Still, there is a certain, indefinable sense of magic about Star Trek, The Motion Picture that defies criticism.  Perhaps it's the hope, that invisible longing that so many of us carried in our hearts, to see a loser overcome impossible obstacles and finally make the grade.  As stated earlier, Star Trek is indeed a mixed bag of tricks.  It is neither the greatest science fiction motion picture ever made, nor is it the worst.  The truth lies somewhere in between.  More importantly, Star Trek has managed to survive, and that, in the final analysis, is the most enduring trick of all.******

Produced by Gene Roddenberry.  Directed by Robert Wise.
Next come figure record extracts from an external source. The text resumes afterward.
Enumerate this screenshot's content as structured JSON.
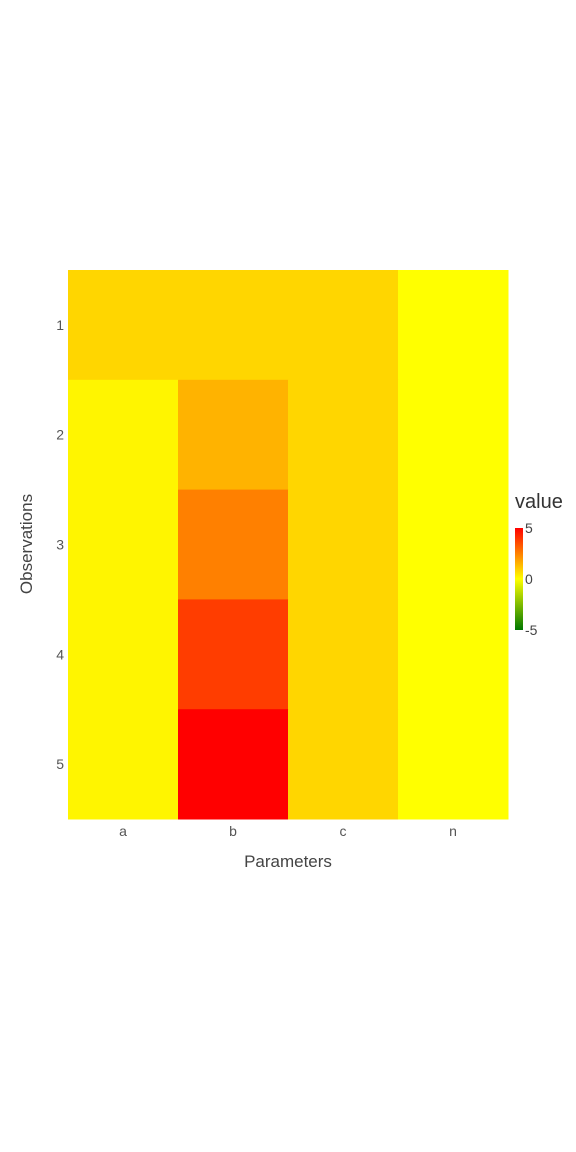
{
  "chart_data": {
    "type": "heatmap",
    "x": [
      "a",
      "b",
      "c",
      "n"
    ],
    "y": [
      "1",
      "2",
      "3",
      "4",
      "5"
    ],
    "z": [
      [
        0.8,
        0.8,
        0.8,
        0.0
      ],
      [
        0.2,
        1.5,
        0.8,
        0.0
      ],
      [
        0.2,
        2.5,
        0.8,
        0.0
      ],
      [
        0.2,
        3.8,
        0.8,
        0.0
      ],
      [
        0.2,
        5.0,
        0.8,
        0.0
      ]
    ],
    "xlabel": "Parameters",
    "ylabel": "Observations",
    "colorbar": {
      "title": "value",
      "range": [
        -5,
        5
      ],
      "ticks": [
        5,
        0,
        -5
      ],
      "tick_labels": [
        "5",
        "0",
        "-5"
      ],
      "colorscale": [
        "#007700",
        "#ffff00",
        "#ff0000"
      ]
    }
  }
}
Screenplay by Harold Livingston from a story by Alan Dean Foster and based on the television series Star Trek created by Gene Roddenberry.  Music be Jerry Goldsmith.  Starring William Shatner (Captain Kirk), Leonard Nimoy (Spock), DeForest Kelley (Doctor McCoy), James Doohan (Scotty), George Takei (Sulu), Majel Barret (Doctor Chapel), Walter Koenig (Chekou), Nichelle Nichols (Uhura), Persis Khambatta (Ilia), Stephen Collins (Commander Willard Decker), Grace Lee Whitney (Janice Rand). A Paramount Pictures release of a Gene Roddenberry production.  Running time: 130 minutes.  Rating: G.